New immune checkpoints are emerging in a bid to improve response rates to immunotherapeutic drugs. The adenosine A 2A receptor (A 2A R) has been proposed as a target for immunotherapeutic development due to its participation in immunosuppression of the tumor microenvironment. Blockade of A 2A R could restore tumor immunity and, consequently, improve patient outcomes. Here, we describe the discovery of a potent, selective, and tumor-suppressing antibody antagonist of human A 2A R (hA 2A R) by phage display.
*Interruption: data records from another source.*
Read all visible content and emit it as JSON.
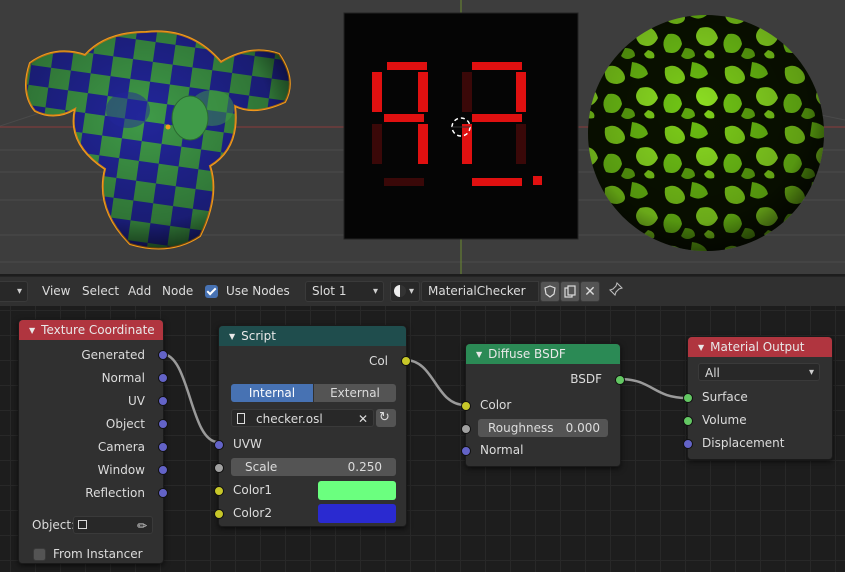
{
  "header": {
    "menu": [
      "View",
      "Select",
      "Add",
      "Node"
    ],
    "use_nodes_label": "Use Nodes",
    "use_nodes_checked": true,
    "slot": "Slot 1",
    "material_name": "MaterialChecker"
  },
  "nodes": {
    "texture_coordinate": {
      "title": "Texture Coordinate",
      "outputs": [
        "Generated",
        "Normal",
        "UV",
        "Object",
        "Camera",
        "Window",
        "Reflection"
      ],
      "object_label": "Object:",
      "from_instancer_label": "From Instancer"
    },
    "script": {
      "title": "Script",
      "output": "Col",
      "mode_internal": "Internal",
      "mode_external": "External",
      "file": "checker.osl",
      "uvw_label": "UVW",
      "scale_label": "Scale",
      "scale_value": "0.250",
      "color1_label": "Color1",
      "color2_label": "Color2",
      "color1": "#6bff7f",
      "color2": "#2a2ad0"
    },
    "diffuse": {
      "title": "Diffuse BSDF",
      "output": "BSDF",
      "color_label": "Color",
      "roughness_label": "Roughness",
      "roughness_value": "0.000",
      "normal_label": "Normal"
    },
    "material_output": {
      "title": "Material Output",
      "target": "All",
      "surface_label": "Surface",
      "volume_label": "Volume",
      "displacement_label": "Displacement"
    }
  },
  "colors": {
    "header_texcoord": "#b0353f",
    "header_script": "#1f4d4d",
    "header_diffuse": "#2b8a55",
    "header_output": "#b0353f",
    "accent": "#4772b3"
  }
}
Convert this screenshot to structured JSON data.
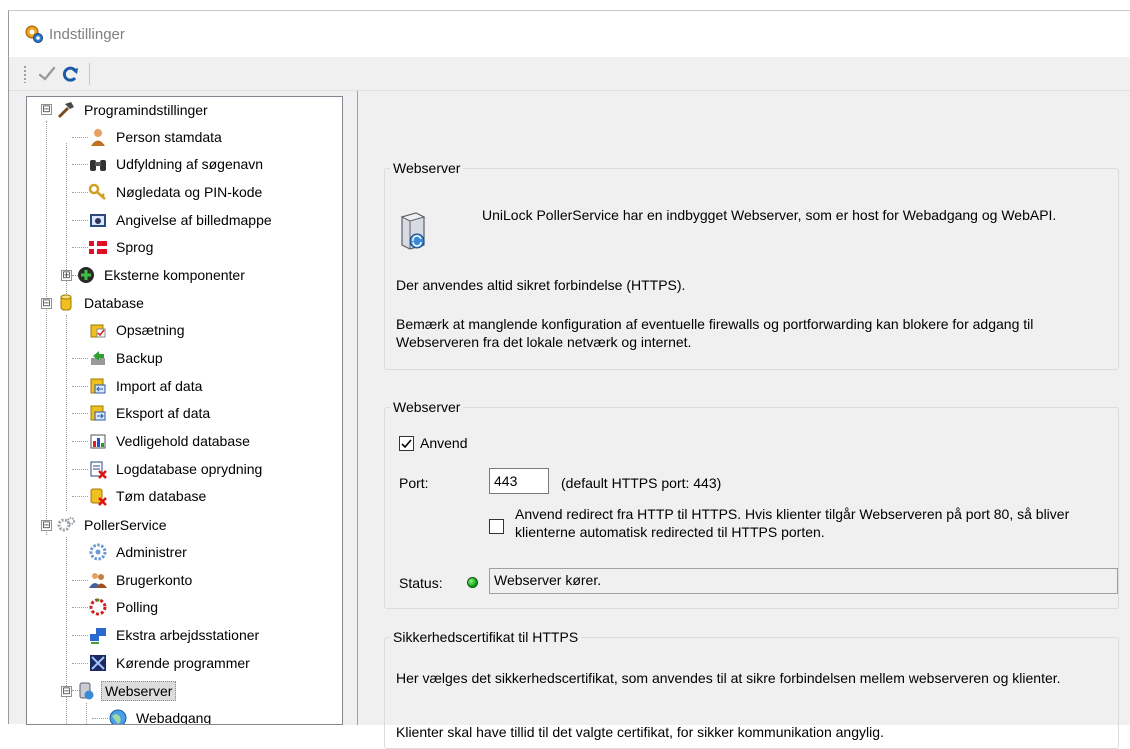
{
  "window": {
    "title": "Indstillinger"
  },
  "toolbar": {
    "apply_icon": "check-icon",
    "refresh_icon": "refresh-icon"
  },
  "tree": {
    "items": [
      {
        "label": "Programindstillinger",
        "icon": "hammer-icon",
        "expander": "⊟"
      },
      {
        "label": "Person stamdata",
        "icon": "person-icon"
      },
      {
        "label": "Udfyldning af søgenavn",
        "icon": "binoculars-icon"
      },
      {
        "label": "Nøgledata og PIN-kode",
        "icon": "key-icon"
      },
      {
        "label": "Angivelse af billedmappe",
        "icon": "picture-folder-icon"
      },
      {
        "label": "Sprog",
        "icon": "flag-icon"
      },
      {
        "label": "Eksterne komponenter",
        "icon": "components-icon",
        "expander": "⊞"
      },
      {
        "label": "Database",
        "icon": "database-icon",
        "expander": "⊟"
      },
      {
        "label": "Opsætning",
        "icon": "setup-icon"
      },
      {
        "label": "Backup",
        "icon": "backup-icon"
      },
      {
        "label": "Import af data",
        "icon": "import-icon"
      },
      {
        "label": "Eksport af data",
        "icon": "export-icon"
      },
      {
        "label": "Vedligehold database",
        "icon": "maintenance-icon"
      },
      {
        "label": "Logdatabase oprydning",
        "icon": "log-cleanup-icon"
      },
      {
        "label": "Tøm database",
        "icon": "empty-database-icon"
      },
      {
        "label": "PollerService",
        "icon": "gears-icon",
        "expander": "⊟"
      },
      {
        "label": "Administrer",
        "icon": "admin-icon"
      },
      {
        "label": "Brugerkonto",
        "icon": "users-icon"
      },
      {
        "label": "Polling",
        "icon": "polling-icon"
      },
      {
        "label": "Ekstra arbejdsstationer",
        "icon": "workstation-icon"
      },
      {
        "label": "Kørende programmer",
        "icon": "running-programs-icon"
      },
      {
        "label": "Webserver",
        "icon": "webserver-icon",
        "expander": "⊟"
      },
      {
        "label": "Webadgang",
        "icon": "globe-icon"
      }
    ],
    "selected": "Webserver"
  },
  "webserver_info": {
    "legend": "Webserver",
    "description": "UniLock PollerService har en indbygget Webserver, som er host for Webadgang og WebAPI.",
    "https_note": "Der anvendes altid sikret forbindelse (HTTPS).",
    "firewall_note": "Bemærk at manglende konfiguration af eventuelle firewalls og portforwarding kan blokere for adgang til Webserveren fra det lokale netværk og internet."
  },
  "webserver_settings": {
    "legend": "Webserver",
    "use_label": "Anvend",
    "use_checked": true,
    "port_label": "Port:",
    "port_value": "443",
    "port_hint": "(default HTTPS port: 443)",
    "redirect_label": "Anvend redirect fra HTTP til HTTPS. Hvis klienter tilgår Webserveren på port 80, så bliver klienterne automatisk redirected til HTTPS porten.",
    "redirect_checked": false,
    "status_label": "Status:",
    "status_value": "Webserver kører.",
    "status_color": "#12a812"
  },
  "certificate": {
    "legend": "Sikkerhedscertifikat til HTTPS",
    "description": "Her vælges det sikkerhedscertifikat, som anvendes til at sikre forbindelsen mellem webserveren og klienter.",
    "trust_note": "Klienter skal have tillid til det valgte certifikat, for sikker kommunikation angylig."
  }
}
We constructed and screened four single-chain variable fragment (scFv) libraries—two synthetic and two immunized—against hA 2A R and antagonist-stabilized hA 2A R. After biopanning and ELISA screening, scFv hits were reformatted to human IgG and triaged in a series of cellular binding and functional assays to identify a lead candidate. Lead candidate TB206-001 displayed nanomolar binding of hA 2A R-overexpressing HEK293 cells; cross-reactivity with mouse and cynomolgus A 2A R but not human A 1 , A 2B , or A 3 receptors; functional antagonism of hA 2A R in hA 2A R-overexpressing HEK293 cells and peripheral blood mononuclear cells (PBMCs); and tumor-suppressing activity in colon tumor-bearing HuCD34-NCG mice. Given its therapeutic properties, TB206-001 is a good candidate for incorporation into next-generation bispecific immunotherapeutics.